Marinella, pugno duro di Dalfy: salta il tavolo


Agguerritissimi, gli ambasciatori Marco Presutti, Silvio Paolucci ed Enisio Tocco


di Lilli Mandara
Categoria: Maperò
03/04/2019 alle ore 11:07



Non hanno atteso neppure che Mdp-Articolo 1 mettesse sul tavolo il nome di Marinella Sclocco. Si presentano un’ora prima della riunione della coalizione, ieri pomeriggio alle 17, negli uffici del gruppo Mdp del Comune di Pescara: agguerritissimi, gli ambasciatori di Luciano D’Alfonso, Marco Presutti, Silvio Paolucci ed Enisio Tocco (il primo rappresentante della lista Giachetti non eletto all’assemblea Pd, secondo e terzo di Martina) e con toni alterati dicono che loro mai e poi mai accetterebbero come candidato sindaco il nome dell’ex assessore regionale passata dal Pd a Mdp.

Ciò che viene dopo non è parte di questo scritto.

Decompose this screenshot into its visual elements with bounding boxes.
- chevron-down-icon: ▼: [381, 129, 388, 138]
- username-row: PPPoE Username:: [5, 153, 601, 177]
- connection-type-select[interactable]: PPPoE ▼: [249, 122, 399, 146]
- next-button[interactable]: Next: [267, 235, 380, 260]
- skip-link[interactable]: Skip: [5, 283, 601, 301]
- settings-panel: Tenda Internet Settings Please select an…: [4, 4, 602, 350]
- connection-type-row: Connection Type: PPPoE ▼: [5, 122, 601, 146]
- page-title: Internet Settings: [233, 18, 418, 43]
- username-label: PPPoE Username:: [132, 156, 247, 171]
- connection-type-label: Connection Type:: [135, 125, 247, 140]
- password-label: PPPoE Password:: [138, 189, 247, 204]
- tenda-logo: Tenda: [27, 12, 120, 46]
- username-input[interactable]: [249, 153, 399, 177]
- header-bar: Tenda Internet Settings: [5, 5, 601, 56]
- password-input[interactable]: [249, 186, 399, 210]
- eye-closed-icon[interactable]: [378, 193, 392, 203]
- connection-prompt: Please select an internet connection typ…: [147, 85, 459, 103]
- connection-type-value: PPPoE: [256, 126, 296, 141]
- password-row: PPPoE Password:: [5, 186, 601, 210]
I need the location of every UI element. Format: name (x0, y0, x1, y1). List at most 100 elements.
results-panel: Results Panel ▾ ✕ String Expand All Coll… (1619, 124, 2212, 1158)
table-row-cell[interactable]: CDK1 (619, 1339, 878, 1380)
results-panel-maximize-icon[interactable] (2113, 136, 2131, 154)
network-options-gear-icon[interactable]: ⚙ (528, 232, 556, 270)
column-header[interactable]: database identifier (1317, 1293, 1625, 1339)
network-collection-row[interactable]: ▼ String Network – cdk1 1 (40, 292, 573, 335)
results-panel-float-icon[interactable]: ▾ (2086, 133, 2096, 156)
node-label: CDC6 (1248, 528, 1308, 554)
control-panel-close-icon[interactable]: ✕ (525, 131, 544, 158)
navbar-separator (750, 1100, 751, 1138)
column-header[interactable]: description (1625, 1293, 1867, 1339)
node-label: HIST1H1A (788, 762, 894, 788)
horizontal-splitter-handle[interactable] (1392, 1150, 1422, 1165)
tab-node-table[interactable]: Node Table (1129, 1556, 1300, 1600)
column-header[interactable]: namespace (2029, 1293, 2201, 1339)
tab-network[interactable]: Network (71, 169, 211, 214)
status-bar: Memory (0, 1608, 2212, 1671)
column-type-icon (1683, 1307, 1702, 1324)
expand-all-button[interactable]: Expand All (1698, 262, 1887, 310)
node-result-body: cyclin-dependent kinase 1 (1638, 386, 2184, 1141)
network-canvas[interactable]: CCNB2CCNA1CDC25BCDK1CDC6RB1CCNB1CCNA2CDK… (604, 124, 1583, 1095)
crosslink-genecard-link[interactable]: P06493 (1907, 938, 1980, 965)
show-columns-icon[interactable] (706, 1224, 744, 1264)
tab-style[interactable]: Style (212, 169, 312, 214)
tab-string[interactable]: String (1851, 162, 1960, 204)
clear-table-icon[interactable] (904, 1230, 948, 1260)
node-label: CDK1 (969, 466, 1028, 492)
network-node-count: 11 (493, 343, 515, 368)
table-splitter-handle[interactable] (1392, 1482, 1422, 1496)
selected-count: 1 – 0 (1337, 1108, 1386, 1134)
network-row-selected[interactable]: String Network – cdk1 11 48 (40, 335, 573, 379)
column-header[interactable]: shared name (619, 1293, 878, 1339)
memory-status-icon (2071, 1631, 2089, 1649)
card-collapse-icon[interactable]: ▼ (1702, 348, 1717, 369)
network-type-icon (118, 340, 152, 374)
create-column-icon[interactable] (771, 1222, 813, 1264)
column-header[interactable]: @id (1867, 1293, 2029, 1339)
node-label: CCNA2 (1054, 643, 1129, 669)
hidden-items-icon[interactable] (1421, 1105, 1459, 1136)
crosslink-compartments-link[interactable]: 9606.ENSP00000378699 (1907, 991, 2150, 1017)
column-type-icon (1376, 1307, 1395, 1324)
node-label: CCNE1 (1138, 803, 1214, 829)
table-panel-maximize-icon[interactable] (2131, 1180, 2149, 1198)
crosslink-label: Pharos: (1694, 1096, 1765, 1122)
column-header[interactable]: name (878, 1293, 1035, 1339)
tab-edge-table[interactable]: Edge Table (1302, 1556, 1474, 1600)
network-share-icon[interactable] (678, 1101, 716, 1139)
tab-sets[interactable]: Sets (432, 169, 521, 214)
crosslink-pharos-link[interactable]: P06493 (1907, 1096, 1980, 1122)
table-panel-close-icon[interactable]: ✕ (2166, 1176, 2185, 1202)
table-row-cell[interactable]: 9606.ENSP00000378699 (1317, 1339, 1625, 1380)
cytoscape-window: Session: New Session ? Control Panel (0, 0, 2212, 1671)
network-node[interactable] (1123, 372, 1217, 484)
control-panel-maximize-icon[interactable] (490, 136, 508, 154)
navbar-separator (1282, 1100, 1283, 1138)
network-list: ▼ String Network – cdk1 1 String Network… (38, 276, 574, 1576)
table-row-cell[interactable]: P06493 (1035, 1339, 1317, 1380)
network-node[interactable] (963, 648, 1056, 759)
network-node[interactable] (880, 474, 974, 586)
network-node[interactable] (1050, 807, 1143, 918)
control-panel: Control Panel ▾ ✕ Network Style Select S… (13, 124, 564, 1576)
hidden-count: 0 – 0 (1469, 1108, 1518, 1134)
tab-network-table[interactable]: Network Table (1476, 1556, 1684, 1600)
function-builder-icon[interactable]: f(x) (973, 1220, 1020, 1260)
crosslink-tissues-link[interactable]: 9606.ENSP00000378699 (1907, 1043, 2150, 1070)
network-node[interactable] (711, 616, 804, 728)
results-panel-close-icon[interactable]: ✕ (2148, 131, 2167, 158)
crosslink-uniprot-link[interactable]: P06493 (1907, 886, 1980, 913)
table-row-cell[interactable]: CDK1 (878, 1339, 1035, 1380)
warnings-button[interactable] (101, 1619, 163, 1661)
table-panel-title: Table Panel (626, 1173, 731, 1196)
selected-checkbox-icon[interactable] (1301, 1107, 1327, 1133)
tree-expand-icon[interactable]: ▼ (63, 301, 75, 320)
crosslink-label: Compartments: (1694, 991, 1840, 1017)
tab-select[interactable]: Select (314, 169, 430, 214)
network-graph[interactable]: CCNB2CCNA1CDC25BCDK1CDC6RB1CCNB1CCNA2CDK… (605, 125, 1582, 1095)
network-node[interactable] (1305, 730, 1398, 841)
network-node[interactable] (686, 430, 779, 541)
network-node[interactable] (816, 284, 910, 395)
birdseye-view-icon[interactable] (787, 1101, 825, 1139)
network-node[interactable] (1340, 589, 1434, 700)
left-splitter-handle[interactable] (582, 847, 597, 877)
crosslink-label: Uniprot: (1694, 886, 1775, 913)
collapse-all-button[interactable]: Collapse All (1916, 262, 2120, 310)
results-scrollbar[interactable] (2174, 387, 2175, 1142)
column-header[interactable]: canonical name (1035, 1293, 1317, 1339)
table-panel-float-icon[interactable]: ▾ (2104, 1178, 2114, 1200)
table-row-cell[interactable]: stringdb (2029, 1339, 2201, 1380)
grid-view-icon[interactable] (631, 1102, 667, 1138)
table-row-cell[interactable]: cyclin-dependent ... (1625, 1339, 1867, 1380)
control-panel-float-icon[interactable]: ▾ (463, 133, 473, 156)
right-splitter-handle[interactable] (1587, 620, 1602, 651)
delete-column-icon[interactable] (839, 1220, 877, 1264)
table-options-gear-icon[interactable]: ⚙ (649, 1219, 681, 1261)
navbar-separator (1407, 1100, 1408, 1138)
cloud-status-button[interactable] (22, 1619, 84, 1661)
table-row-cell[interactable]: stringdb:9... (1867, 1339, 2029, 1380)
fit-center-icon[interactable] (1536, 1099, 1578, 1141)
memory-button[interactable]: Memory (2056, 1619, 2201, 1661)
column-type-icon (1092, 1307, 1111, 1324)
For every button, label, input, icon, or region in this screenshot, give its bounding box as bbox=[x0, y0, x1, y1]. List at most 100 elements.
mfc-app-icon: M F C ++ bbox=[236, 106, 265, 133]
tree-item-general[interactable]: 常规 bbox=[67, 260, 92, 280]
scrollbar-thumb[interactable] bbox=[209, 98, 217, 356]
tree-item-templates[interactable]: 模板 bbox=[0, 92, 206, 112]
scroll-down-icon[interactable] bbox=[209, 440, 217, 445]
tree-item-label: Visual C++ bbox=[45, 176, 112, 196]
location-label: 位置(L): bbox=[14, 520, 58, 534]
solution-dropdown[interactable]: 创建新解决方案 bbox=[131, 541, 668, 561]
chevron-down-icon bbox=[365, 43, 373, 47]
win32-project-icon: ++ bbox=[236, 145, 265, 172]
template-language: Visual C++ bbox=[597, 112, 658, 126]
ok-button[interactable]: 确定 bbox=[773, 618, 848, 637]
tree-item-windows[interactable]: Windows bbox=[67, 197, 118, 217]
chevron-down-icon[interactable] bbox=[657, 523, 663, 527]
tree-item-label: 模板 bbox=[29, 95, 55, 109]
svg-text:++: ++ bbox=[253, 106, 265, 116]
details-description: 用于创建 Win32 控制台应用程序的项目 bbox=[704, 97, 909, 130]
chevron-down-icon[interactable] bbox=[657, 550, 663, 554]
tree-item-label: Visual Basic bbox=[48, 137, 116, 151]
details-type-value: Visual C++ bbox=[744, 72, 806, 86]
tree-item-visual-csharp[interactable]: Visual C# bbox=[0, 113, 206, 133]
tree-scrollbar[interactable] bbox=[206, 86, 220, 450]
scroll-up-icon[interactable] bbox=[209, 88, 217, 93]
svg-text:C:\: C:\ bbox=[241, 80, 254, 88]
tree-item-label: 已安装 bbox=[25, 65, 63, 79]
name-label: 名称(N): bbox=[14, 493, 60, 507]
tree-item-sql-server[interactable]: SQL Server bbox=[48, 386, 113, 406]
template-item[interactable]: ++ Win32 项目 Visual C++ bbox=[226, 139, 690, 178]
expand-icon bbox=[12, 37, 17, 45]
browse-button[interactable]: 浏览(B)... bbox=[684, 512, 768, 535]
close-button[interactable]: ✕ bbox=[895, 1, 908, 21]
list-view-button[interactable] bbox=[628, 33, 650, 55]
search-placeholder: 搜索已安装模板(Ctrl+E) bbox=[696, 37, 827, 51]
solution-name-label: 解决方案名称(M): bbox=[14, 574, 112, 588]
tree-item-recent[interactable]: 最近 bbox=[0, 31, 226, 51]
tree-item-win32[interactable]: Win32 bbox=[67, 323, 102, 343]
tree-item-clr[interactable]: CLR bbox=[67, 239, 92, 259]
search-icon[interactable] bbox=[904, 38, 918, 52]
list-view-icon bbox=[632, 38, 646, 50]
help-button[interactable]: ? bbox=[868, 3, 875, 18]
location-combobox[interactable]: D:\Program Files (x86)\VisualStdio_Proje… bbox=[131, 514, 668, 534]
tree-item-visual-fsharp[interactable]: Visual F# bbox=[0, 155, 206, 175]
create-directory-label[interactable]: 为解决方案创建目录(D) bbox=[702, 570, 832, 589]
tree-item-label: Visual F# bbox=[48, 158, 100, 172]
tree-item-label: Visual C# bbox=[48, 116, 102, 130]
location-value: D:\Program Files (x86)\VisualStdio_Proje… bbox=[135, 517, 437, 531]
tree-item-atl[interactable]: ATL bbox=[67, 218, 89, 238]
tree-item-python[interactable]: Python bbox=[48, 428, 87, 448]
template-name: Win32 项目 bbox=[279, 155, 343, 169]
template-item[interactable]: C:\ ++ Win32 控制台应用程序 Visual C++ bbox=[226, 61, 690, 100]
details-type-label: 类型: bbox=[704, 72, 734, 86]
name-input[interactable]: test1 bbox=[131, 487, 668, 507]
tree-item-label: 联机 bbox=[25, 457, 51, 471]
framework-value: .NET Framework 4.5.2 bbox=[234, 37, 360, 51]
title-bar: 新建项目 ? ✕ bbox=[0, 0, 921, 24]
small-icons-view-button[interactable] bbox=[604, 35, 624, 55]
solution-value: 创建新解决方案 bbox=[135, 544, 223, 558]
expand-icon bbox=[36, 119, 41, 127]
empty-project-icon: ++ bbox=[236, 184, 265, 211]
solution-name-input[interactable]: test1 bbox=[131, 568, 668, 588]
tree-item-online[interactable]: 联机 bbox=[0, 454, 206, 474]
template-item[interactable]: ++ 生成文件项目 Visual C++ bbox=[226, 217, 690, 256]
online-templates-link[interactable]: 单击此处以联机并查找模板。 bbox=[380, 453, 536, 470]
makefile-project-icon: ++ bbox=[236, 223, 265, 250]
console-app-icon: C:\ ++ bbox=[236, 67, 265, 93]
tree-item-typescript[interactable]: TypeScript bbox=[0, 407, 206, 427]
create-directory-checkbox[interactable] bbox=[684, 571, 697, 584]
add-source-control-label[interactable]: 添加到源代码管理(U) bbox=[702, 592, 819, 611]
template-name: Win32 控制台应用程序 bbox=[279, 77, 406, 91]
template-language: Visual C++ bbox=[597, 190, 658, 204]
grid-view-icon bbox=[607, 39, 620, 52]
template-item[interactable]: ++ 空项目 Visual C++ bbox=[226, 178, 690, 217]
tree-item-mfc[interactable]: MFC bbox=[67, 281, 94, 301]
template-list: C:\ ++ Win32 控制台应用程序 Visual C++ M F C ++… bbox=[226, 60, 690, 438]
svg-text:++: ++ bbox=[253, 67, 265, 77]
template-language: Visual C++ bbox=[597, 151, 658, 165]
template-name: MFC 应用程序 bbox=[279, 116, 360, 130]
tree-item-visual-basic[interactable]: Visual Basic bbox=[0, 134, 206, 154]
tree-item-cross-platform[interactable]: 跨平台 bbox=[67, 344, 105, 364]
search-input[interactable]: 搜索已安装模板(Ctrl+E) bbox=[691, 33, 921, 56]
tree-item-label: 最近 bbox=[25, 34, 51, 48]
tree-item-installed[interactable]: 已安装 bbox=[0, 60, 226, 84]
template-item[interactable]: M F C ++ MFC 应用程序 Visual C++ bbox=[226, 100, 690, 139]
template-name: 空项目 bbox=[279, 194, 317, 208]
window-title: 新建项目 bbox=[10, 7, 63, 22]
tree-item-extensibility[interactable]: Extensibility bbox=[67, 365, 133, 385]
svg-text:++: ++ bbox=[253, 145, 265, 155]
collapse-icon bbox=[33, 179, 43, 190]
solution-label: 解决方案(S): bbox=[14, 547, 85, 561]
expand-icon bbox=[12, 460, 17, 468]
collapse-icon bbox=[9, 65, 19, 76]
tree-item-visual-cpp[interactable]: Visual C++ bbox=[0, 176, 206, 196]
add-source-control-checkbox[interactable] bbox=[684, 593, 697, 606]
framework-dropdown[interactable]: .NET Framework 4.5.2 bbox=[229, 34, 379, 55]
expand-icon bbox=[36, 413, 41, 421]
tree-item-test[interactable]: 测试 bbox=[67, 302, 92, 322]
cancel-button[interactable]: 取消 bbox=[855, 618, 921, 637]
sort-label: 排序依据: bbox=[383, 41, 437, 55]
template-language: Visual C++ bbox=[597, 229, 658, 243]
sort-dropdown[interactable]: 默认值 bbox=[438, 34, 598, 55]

Un grave sgarro politico, così lo hanno interpretato i consiglieri comunali, visto che il nome della Sclocco non era stato ancora ufficializzato e il tavolo non si era ancora riunito. Uno sgarro per la presenza di Paolucci, che tra l’altro è di Chieti e non dovrebbe avere alcuna voce su Pescara, e anche per l’assenza di Antonio Blasioli, ex vice sindaco ora eletto alla Regione, che forse è stato tenuto lontano per via della sua amicizia proprio con gli esponenti di Mdp-Articolo 1. E’ questa la volontà di Dalfy, che continua a tenere sotto scacco il partito e le scelte di Pescara. Ma il Pd, anche la fetta contraria a Marinella Sclocco, non intende digerire il nome dell’avvocato Carmine Ciofani calato sul tavolo del centrosinistra sabato scorso proprio dall’ex governatore. 

E quindi oggi il centrosinistra è ancora a carissimo amico: nessun candidato certo, solo nomi sui quali il Pd si divide, preso da faide interne e rancori, ostaggio del senatore di Lettomanoppello.

Eppure ieri l’uscita del nome ell’ex assessore regionale sui giornali aveva rappresentato un test importante, un referendum che aveva risvegliato l’entusiasmo della maggior parte del centrosinistra. Insomma, un nome che ha spiazzato Dalfy e i dalfonsiani che invece non avevano raccolto molti consensi sul nome di Ciofani.

Ma Marinella no, è una che l’ex governatore non vuole vedere manco in fotografia, che ha disertato gli ultimi mesi di giunta in segno di dissenso, con cui ha avuto scontri durissimi, che ha lasciato il Pd per andare a Mdp. Un vicolo cieco. Anche Gianni Teodoro, sentito il nome fatto da Dalfy, in segno di dissenso ha ormai deciso di correre da solo, in perfetto stile Teddiboys, in modo da fare da ago della bilancia al ballottaggio (anche se nel frattempo ha avviato contatti col candidato del centrodestra Carlo Masci).

In ogni caso ieri il Teodoro senior andava dicendo che se Dalfy non dovesse ritirare il nome di Ciofani dal tavolo del centrosinistra, lui non li voterà neppure al ballottaggio. Un ultimatum in piena regola.

Quindi tavolo rinviato a data da destinarsi (e per l’occasione la direzione del Pd è stata aggiornata a venerdì), una pausa di riflessione un po’ lunga per consentire al partito di ricompattarsi e di riordinare le idee (e possibilmente di trovare un candidato disposto a immolarsi se alla fine non si riuscirà a portare tutti dalla parte di Marinella Sclocco).

Sul fronte centrodestra, Carlo Masci ha accolto con un’alzata di spalle l’altolà della Lega con cui Gianfranco Giuliante ha detto no all’ingresso di transfughi di Alessandrini nella coalizione. Un no che dovrebbe valere a maggior ragione per i Teodoro e che lega le mani dell’eterno candidato sindaco. Nel frattempo a Montesilvano continua la campagna acquisti della Lega: oggi saranno annunciate altre due new entry.

Insomma, ancora centrosinistra in standby.

ps: Ore decisive: per conoscere il nome del candidato sindaco e per capire se Dalfy farà un passo indietro oppure no.